I mean, because as clinicians, obviously, everybody feels terrible if you think that you could have saved somebody. And because of some approach, the recurrences otherwise wouldn’t have occurred, especially when somebody has metastatic disease. Although I’d say on the flip side—and there’s a couple situations like this that happen—where we give neoadjuvant chemotherapy, we start active surveillance, and almost immediately, somebody develops metastatic disease. Well, those are patients who we actually wouldn’t have helped at all with the cystectomy. They would have gone to a cystectomy normally, and exactly the same thing would have happened, and we wouldn’t have helped them at all. So there’s a flip side to this. And how you thread the needle there, we just need better approaches to do that.
Sam Chang: No, that’s a really good point, both sides—that undertreatment versus overtreatment versus the treatment where we would have made zero difference. Just as you said, from a surgical standpoint, if somebody develops metastatic disease three weeks after cystectomy, the cystectomy did nothing. Now, all we’ve done is delay future care, as they recover from their cystectomy.
So now, I think that with this disease process clearly life-threatening, clearly, though, we have so many more alternatives to consider than we did a decade ago and definitely compared to 20 years ago when I started doing all this as well.

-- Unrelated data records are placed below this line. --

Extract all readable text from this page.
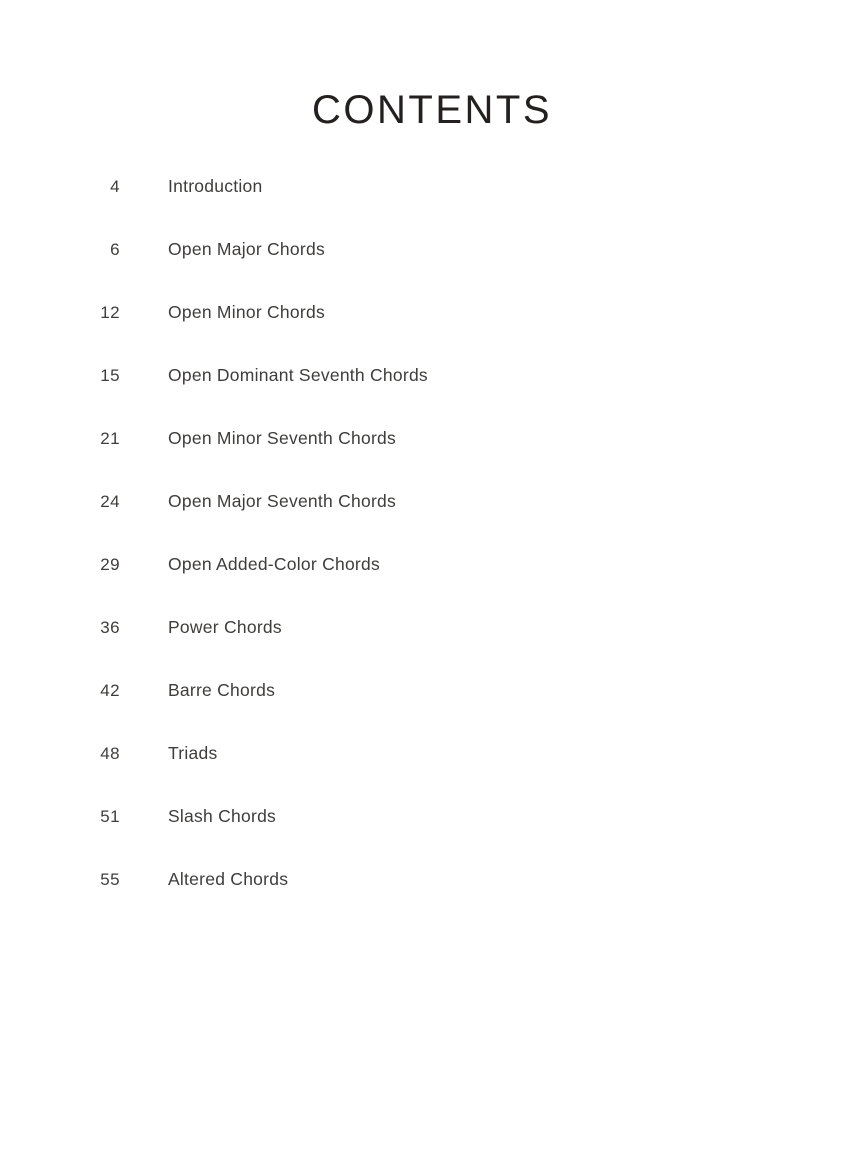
CONTENTS
4	Introduction
6	Open Major Chords
12	Open Minor Chords
15	Open Dominant Seventh Chords
21	Open Minor Seventh Chords
24	Open Major Seventh Chords
29	Open Added-Color Chords
36	Power Chords
42	Barre Chords
48	Triads
51	Slash Chords
55	Altered Chords
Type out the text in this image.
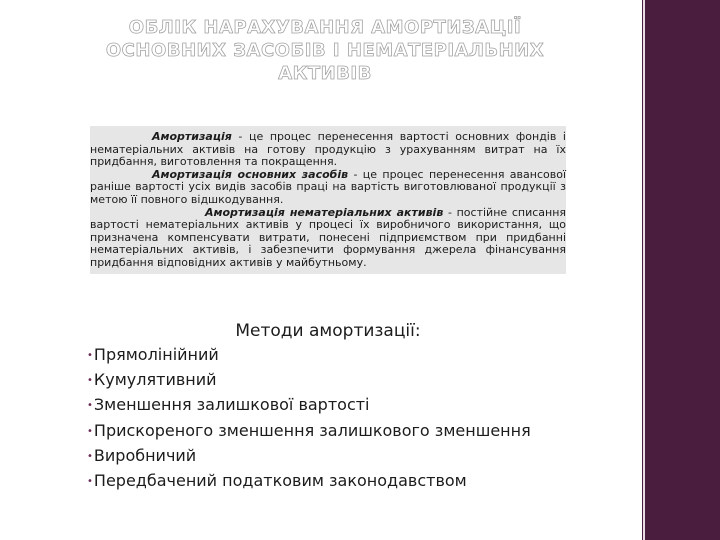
ОБЛІК НАРАХУВАННЯ АМОРТИЗАЦІЇ ОСНОВНИХ ЗАСОБІВ І НЕМАТЕРІАЛЬНИХ АКТИВІВ

Амортизація - це процес перенесення вартості основних фондів і нематеріальних активів на готову продукцію з урахуванням витрат на їх придбання, виготовлення та покращення.

Амортизація основних засобів - це процес перенесення авансової раніше вартості усіх видів засобів праці на вартість виготовлюваної продукції з метою її повного відшкодування.

Амортизація нематеріальних активів - постійне списання вартості нематеріальних активів у процесі їх виробничого використання, що призначена компенсувати витрати, понесені підприємством при придбанні нематеріальних активів, і забезпечити формування джерела фінансування придбання відповідних активів у майбутньому.

Методи амортизації:
•Прямолінійний
•Кумулятивний
•Зменшення залишкової вартості
•Прискореного зменшення залишкового зменшення
•Виробничий
•Передбачений податковим законодавством
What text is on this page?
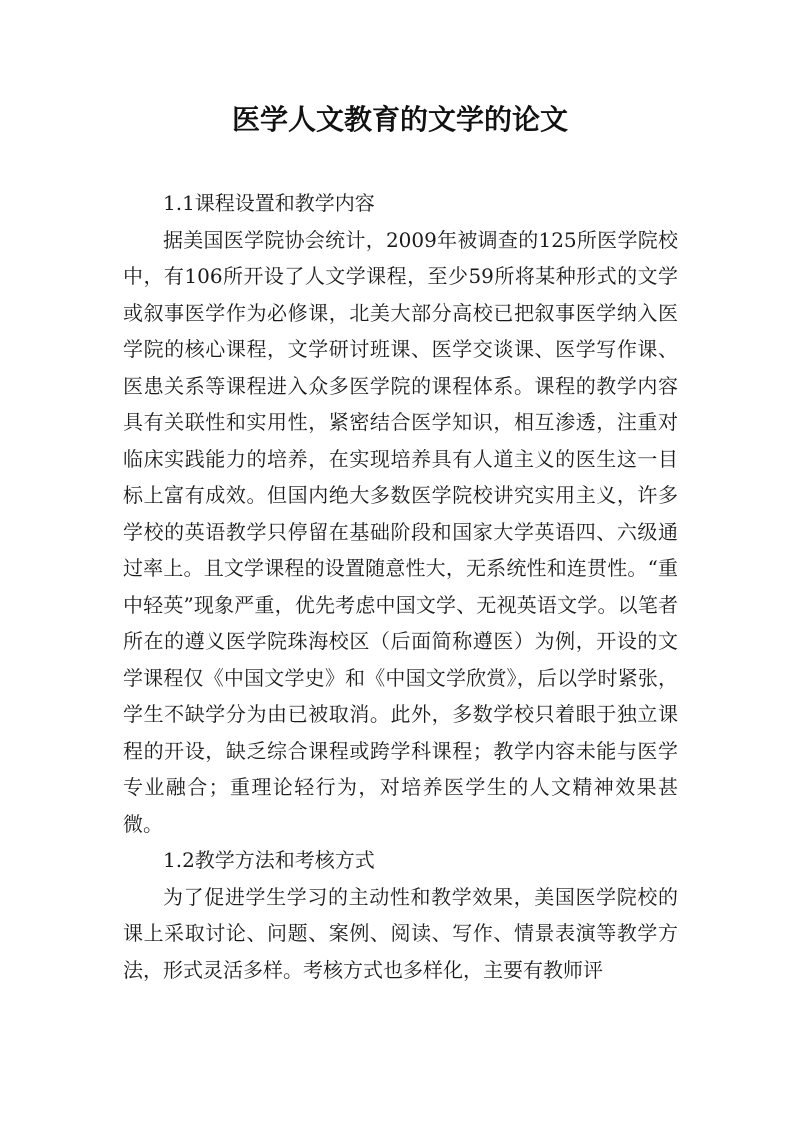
医学人文教育的文学的论文

1.1课程设置和教学内容

据美国医学院协会统计，2009年被调查的125所医学院校中，有106所开设了人文学课程，至少59所将某种形式的文学或叙事医学作为必修课，北美大部分高校已把叙事医学纳入医学院的核心课程，文学研讨班课、医学交谈课、医学写作课、医患关系等课程进入众多医学院的课程体系。课程的教学内容具有关联性和实用性，紧密结合医学知识，相互渗透，注重对临床实践能力的培养，在实现培养具有人道主义的医生这一目标上富有成效。但国内绝大多数医学院校讲究实用主义，许多学校的英语教学只停留在基础阶段和国家大学英语四、六级通过率上。且文学课程的设置随意性大，无系统性和连贯性。“重中轻英”现象严重，优先考虑中国文学、无视英语文学。以笔者所在的遵义医学院珠海校区（后面简称遵医）为例，开设的文学课程仅《中国文学史》和《中国文学欣赏》，后以学时紧张，学生不缺学分为由已被取消。此外，多数学校只着眼于独立课程的开设，缺乏综合课程或跨学科课程；教学内容未能与医学专业融合；重理论轻行为，对培养医学生的人文精神效果甚微。

1.2教学方法和考核方式

为了促进学生学习的主动性和教学效果，美国医学院校的课上采取讨论、问题、案例、阅读、写作、情景表演等教学方法，形式灵活多样。考核方式也多样化，主要有教师评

Dr. Geynisman, thank you so much for spending some time with us. And thanks to you and all your colleagues at Fox Chase. The surgeons, the med onc staff, the rad onc staff have really, really become leaders in this area of evaluating and treating in both neoadjuvant and adjuvant type settings. So we look forward to the presentation at the 2025 ASCO GU and for more publications as well.
Daniel Geynisman: Yeah, thanks for that opportunity. Yeah, I think we have a great community, I think, in urothelial cancer and bladder cancer—really trying to push the envelope, and really trying to improve care and lives for all our patients. So I think it’s a really—it takes a village to do this.